Als wir weitergingen, fing ich an zu begreifen, daß irgendein Alii gestorben sein mußte. Nicht ein Kanake lag schlafend im Sand oder stahl sich nach einer Liebesnacht heim, und keine Kanus waren wie sonst zum Fischfang ausgelaufen, wo doch um diese frühe Stunde und beim Gezeitenwechsel die Fische vor dem Riff am leichtesten ins Netz gehen. Als wir hinter dem Tempel, dem Heiau, zu der Stelle kamen, wo der große Kamehameha immer seine Briggs und Schoner anlanden ließ, sah ich, daß unter dem Kanuschuppen die Strohmatten von Kahekilis großem Doppelkanu abgenommen worden waren und daß sich viele Männer sogar jetzt bei Ebbe damit abplagten, es über den Sand zu ziehen und ins Wasser zu bugsieren. Aber alle diese Männer waren Häuptlinge. Und obwohl mir alles vor den Augen verschwamm, obwohl sich mein Kopf drehte und mein Inneres ausgebrannter Schlacke glich, vermutete ich, daß der Alii, der gestorben war, Kahekili sein mußte. Denn er war alt und von allen Aliis dem Tod am nächsten.«

»Wie ich gehört habe, hat sein Tod mehr zum Scheitern des Aufstands von Gouverneur Boki beigetragen als das Eingreifen Kekuanaoas«, bemerkte Hardman Pool.
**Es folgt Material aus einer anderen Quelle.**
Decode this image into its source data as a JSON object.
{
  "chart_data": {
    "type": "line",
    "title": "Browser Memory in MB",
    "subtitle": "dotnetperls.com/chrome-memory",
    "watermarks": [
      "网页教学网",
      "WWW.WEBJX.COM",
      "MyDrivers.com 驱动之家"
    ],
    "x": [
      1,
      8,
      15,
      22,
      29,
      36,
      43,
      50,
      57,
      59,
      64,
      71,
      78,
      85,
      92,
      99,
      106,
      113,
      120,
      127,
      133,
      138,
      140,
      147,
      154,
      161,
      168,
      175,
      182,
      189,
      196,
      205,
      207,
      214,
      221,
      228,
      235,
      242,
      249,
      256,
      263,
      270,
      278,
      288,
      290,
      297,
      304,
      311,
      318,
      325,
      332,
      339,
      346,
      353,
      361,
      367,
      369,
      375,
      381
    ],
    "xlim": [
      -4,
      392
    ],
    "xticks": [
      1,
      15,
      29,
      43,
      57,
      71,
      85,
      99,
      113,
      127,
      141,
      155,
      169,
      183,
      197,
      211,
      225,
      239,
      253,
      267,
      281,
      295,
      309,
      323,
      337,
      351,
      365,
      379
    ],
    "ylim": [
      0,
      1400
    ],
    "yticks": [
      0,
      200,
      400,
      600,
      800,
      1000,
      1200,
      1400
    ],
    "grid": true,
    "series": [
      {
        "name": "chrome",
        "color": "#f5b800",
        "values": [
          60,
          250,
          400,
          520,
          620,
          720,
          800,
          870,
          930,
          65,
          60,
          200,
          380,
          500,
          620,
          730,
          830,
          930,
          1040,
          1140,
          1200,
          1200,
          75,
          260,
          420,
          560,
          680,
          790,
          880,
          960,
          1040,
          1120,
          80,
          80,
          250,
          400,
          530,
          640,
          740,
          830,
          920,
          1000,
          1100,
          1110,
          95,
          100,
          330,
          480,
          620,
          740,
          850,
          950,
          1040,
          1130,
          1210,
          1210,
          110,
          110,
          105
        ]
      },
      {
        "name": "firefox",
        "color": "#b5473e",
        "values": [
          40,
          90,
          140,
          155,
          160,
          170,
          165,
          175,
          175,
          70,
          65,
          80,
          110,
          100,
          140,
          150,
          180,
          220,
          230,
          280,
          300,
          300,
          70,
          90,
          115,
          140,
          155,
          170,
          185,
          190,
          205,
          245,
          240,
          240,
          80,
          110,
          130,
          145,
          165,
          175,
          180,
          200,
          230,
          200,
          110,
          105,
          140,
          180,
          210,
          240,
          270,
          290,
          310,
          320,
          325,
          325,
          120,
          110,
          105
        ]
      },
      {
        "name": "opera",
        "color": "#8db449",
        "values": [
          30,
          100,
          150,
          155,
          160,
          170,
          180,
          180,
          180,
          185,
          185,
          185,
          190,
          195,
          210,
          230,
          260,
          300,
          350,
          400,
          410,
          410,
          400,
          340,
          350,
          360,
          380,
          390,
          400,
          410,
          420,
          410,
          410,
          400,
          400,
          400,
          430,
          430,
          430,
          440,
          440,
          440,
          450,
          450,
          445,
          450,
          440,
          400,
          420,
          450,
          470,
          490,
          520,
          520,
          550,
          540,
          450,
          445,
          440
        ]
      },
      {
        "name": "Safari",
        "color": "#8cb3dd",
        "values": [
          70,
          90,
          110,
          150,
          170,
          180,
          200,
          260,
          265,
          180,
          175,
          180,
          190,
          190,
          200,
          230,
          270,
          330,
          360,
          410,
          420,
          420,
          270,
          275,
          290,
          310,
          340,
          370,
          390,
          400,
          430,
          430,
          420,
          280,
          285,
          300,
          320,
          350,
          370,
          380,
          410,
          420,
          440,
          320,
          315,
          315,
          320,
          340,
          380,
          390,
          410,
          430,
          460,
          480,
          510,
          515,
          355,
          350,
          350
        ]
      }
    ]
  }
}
»Es war Kahekilis Tod, der die Rebellion hintertrieb«, bestätigte Kumuhana. »Das einfache Volk floh, als sein Tod in jener Nacht bekannt wurde, und jeder begab sich in den Schutz der Grashäuser, zündete weder Feuer noch Pfeifen an, atmete nicht laut, blieb im Haus und war deshalb tabu für die Opferung. Und alle einfachen Krieger des Gouverneurs Boki ebenso wie seine Haole-Deserteure von den Schiffen flohen auf diese Weise, so daß die Bronzekanonen nicht bedient werden konnten und seine Handvoll Häuptlinge allein nichts auszurichten vermochte.